Orang bongkok itu termangu-mangu. Namun Ki Ajar membentak, “Cepat. Bertanyalah kepadaku.”
“Siapakah mereka, Ki Ajar?” orang bongkok itu kemudian bertanya.
Ki Ajar tertawa. Kemudian menjawab, “Mereka adalah tamu-tamuku. Akulah yang mempersilahkan mereka singgah di gubuk kita ini. Karena itu, kau harus bersikap baik kepada mereka.”
“Dimana Ki Ajar bertemu dengan mereka?” bertanya orang bongkok itu.
“Di jalan yang menuju ke Padepokan Lebdagati,” jawab Ki Ajar.
“Nah, bukankah mereka pemburu yang telah memasuki Hutan Jatimalang dan yang barangkali tersesat sehingga tidak dapat keluar lagi ke arah yang benar?” berkata orang bongkok itu.
“Kau jangan memperbodoh orang lain,” berkata Ki Ajar. “Mereka memang pengembara. Mereka tidak begitu mudah tersesat. Apalagi mereka mendapat petunjuk dari kemiringan tanah dan arah puncak gunung itu.”
“Jadi, apa yang terjadi atas mereka? Apakah mereka ingin berburu di hutan pegunungan yang mempunyai beberapa jenis binatang berkaki belah, yang tidak dimiliki oleh Hutan Jatimalang?” bertanya orang bongkok itu.
“Kemarilah,” suara Ki Ajar menjadi lunak. “Perkenalkan dirimu. Selama ini aku memanggilmu dengan Si Bongkok saja. Tetapi ketika aku sebut nama itu, ketiga tamuku menolak. Mereka merasa diri mereka tidak sopan dengan menyebut cacatmu itu. Karena itu. duduklah, dan sebut namamu. Kemudian kita berbicara tentang tamu-tamu kita serta niat mereka.”
Orang bongkok itu termangu-mangu sejenak. Namun kemudian ia duduk bersama mereka di serambi itu.

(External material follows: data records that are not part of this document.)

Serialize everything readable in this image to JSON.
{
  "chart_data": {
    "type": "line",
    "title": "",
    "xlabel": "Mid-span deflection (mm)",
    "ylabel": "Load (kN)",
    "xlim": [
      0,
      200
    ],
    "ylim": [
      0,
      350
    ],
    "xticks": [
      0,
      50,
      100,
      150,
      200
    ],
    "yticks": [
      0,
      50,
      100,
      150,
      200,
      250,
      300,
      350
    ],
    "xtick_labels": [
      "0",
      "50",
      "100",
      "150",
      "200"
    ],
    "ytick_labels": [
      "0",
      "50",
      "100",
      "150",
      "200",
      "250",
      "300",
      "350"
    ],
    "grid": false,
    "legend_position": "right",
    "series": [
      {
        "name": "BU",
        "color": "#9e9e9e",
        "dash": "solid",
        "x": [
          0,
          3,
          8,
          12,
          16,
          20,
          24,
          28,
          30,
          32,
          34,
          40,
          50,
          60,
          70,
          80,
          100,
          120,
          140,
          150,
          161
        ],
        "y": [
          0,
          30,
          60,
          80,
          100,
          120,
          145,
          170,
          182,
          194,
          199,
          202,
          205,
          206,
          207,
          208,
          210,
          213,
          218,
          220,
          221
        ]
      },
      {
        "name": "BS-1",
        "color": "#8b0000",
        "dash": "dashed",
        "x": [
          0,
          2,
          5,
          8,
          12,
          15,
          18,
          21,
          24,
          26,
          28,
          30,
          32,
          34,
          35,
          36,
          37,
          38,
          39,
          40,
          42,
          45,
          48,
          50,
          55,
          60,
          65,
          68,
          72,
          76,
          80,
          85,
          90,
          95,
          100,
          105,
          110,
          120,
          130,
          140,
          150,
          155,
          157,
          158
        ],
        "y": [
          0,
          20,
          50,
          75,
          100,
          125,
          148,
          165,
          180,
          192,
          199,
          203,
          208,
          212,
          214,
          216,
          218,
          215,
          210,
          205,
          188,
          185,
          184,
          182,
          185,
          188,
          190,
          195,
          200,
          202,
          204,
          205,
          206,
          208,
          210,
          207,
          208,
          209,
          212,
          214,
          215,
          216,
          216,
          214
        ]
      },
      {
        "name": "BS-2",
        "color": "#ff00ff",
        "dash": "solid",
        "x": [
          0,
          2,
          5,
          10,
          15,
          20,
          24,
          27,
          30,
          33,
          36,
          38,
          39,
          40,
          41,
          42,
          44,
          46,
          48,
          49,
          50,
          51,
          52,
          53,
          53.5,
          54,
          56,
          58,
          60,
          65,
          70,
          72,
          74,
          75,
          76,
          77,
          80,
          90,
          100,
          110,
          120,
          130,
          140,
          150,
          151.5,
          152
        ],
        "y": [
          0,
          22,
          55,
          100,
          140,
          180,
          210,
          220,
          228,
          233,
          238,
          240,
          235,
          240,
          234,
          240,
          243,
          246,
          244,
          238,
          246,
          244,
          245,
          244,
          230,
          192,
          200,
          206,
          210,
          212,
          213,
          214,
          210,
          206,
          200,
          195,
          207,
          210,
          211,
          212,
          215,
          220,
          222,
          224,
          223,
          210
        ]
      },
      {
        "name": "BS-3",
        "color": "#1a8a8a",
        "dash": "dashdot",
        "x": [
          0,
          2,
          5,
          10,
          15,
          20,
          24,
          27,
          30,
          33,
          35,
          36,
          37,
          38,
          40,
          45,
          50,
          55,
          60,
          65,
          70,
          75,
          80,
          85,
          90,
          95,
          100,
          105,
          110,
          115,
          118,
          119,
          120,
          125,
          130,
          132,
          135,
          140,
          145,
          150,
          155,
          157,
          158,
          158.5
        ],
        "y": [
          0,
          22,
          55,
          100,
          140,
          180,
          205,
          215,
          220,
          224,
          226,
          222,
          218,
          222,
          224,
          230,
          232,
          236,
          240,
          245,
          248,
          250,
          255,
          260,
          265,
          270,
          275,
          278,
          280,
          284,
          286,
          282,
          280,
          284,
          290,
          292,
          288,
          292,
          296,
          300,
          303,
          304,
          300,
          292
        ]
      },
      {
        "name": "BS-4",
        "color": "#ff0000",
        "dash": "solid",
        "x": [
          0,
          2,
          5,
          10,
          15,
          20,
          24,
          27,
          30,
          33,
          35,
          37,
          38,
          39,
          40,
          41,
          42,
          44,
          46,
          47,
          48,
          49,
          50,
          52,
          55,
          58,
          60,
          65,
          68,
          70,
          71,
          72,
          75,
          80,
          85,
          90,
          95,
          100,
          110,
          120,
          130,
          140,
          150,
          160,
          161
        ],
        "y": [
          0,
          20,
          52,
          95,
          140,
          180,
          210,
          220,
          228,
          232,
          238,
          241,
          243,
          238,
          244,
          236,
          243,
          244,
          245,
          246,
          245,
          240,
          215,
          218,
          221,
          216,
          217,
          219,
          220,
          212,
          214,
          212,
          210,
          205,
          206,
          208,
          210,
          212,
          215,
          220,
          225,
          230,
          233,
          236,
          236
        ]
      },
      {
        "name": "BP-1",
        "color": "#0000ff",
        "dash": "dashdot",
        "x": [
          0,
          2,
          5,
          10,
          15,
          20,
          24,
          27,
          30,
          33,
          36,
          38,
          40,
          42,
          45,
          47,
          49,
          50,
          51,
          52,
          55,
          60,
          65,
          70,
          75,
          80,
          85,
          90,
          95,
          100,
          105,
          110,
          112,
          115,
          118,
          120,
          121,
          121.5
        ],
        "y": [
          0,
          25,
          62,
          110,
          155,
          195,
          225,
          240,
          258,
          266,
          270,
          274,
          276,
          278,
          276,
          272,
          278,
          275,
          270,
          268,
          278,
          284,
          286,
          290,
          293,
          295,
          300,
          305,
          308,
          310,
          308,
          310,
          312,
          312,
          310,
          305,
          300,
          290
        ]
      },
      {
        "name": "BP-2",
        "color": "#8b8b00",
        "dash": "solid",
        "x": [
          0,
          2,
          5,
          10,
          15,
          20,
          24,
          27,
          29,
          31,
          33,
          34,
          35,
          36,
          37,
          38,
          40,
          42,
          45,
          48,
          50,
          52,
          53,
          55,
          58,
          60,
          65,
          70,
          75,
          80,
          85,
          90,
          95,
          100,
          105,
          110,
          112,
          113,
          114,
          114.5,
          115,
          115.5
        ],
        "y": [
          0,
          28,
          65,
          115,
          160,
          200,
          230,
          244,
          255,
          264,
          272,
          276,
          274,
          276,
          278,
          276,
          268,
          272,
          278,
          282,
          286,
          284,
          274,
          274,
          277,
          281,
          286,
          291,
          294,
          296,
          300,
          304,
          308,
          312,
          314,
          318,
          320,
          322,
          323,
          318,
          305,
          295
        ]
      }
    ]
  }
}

“Kau dapat mengukur betapa mereka mematuhi unggah-ungguh, meskipun mereka pengembara. Jika bukan mereka, maka aku kira tidak akan berkeberatan untuk memanggilmu dengan cacat punggungmu itu. Karena itu, kaupun harus menempatkan dirimu. Meskipun kau sudah lama tinggal di hutan dan di tempat terpencil seperti ini, kau dahulu juga pernah mengenal unggah-ungguh,” berkata Ki Ajar.
Orang bongkok itu mengangguk dalam-dalam. Katanya, “Aku minta maaf, Ki Sanak. Aku sudah terlalu lama tinggal di tempat ini, berkawan binatang, sehingga aku banyak melupakan unggah-ungguh.”
“Tidak apa, Ki Sanak,” jawab Ki Wiradadi yang kemudian telah memperkenalkan namanya dan menyebut nama kedua anak muda yang bersamanya itu. Namun akhirnya iapun bertanya, “Jika Ki Sanak tidak berkeberatan, aku pun ingin tahu, siapakah nama Ki Sanak.”
Orang bongkok itu termangu-mangu. Namun rasa-rasanya memang aneh baginya untuk menyebut namanya yang sudah lama sekali tidak diucapkan.
Namun Ki Ajar berkata, “Kau tentu pernah punya nama.”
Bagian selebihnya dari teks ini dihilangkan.